Young though he was, his radiant energy produced such an impression of absolute reliability that Hedgewar made him the first sarkaryavah, or general secretary, of the RSS.
- Gopal Mukund Huddar
Largely because of the influence of communists in London, Huddar's conversion into an enthusiastic supporter of the fight against fascism was quick and smooth. The ease with which he crossed from one worldview to another betrays the fact that he had not properly understood the world he had grown in.

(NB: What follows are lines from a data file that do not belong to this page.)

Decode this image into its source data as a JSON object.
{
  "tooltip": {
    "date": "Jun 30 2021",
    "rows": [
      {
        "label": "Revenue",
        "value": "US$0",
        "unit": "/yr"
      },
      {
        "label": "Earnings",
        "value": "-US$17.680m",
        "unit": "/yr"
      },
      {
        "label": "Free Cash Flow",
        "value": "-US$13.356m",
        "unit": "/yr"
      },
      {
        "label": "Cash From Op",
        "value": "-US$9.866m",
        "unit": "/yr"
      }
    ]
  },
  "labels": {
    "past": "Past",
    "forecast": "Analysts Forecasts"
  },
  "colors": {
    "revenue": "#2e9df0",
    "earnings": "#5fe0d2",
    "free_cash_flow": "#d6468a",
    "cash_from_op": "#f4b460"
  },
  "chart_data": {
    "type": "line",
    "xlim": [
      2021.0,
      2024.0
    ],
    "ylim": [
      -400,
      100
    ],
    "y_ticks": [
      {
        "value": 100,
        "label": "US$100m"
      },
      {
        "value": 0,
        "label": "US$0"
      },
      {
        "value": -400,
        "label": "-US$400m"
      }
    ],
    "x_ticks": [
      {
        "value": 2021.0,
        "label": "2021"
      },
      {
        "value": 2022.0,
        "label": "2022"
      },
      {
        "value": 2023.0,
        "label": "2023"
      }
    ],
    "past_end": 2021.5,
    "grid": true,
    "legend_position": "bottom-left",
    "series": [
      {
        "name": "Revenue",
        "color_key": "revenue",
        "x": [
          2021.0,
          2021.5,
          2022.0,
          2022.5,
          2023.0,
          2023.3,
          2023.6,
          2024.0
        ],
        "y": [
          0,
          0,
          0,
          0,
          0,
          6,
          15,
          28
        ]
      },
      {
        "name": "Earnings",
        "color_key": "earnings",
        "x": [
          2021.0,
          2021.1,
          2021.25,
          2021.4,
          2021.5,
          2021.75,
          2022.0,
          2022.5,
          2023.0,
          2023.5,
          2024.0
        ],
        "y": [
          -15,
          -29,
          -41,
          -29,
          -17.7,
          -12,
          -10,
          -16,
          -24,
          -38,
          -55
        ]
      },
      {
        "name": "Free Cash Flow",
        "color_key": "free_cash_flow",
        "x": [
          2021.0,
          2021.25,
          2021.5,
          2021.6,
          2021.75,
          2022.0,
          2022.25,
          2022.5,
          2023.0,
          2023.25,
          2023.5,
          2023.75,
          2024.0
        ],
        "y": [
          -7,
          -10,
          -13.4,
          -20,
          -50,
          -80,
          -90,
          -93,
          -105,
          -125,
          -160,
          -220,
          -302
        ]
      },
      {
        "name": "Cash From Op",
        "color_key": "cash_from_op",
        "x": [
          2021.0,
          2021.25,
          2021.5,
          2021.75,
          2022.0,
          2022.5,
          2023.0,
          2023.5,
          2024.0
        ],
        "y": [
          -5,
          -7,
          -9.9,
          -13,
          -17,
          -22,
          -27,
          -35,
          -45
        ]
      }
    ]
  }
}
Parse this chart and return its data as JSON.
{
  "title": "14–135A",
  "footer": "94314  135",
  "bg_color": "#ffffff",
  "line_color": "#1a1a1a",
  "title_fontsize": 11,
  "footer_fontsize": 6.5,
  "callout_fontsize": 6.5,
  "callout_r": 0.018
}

Huddar would have been 101 now had he been alive. But then centenaries are not celebrated only to register how old so and so would have been and when. They are usually celebrated to explore how much poorer our lives are without them. Maharashtrian public life is poorer without him. It is poorer for not having made the effort to recall an extraordinary life.
I regret I was not there to listen to Balaji Huddar's speech [...] No matter how many times you listen to him, his speeches are so delightful that you feel like listening to them again and again.
By the time he came out of Franco's prison, Huddar had relinquished many of his old ideas. He displayed a worldview completely different from that of the RSS, even though he continued to remain deferential to Hedgewar and maintained a personal relationship with him.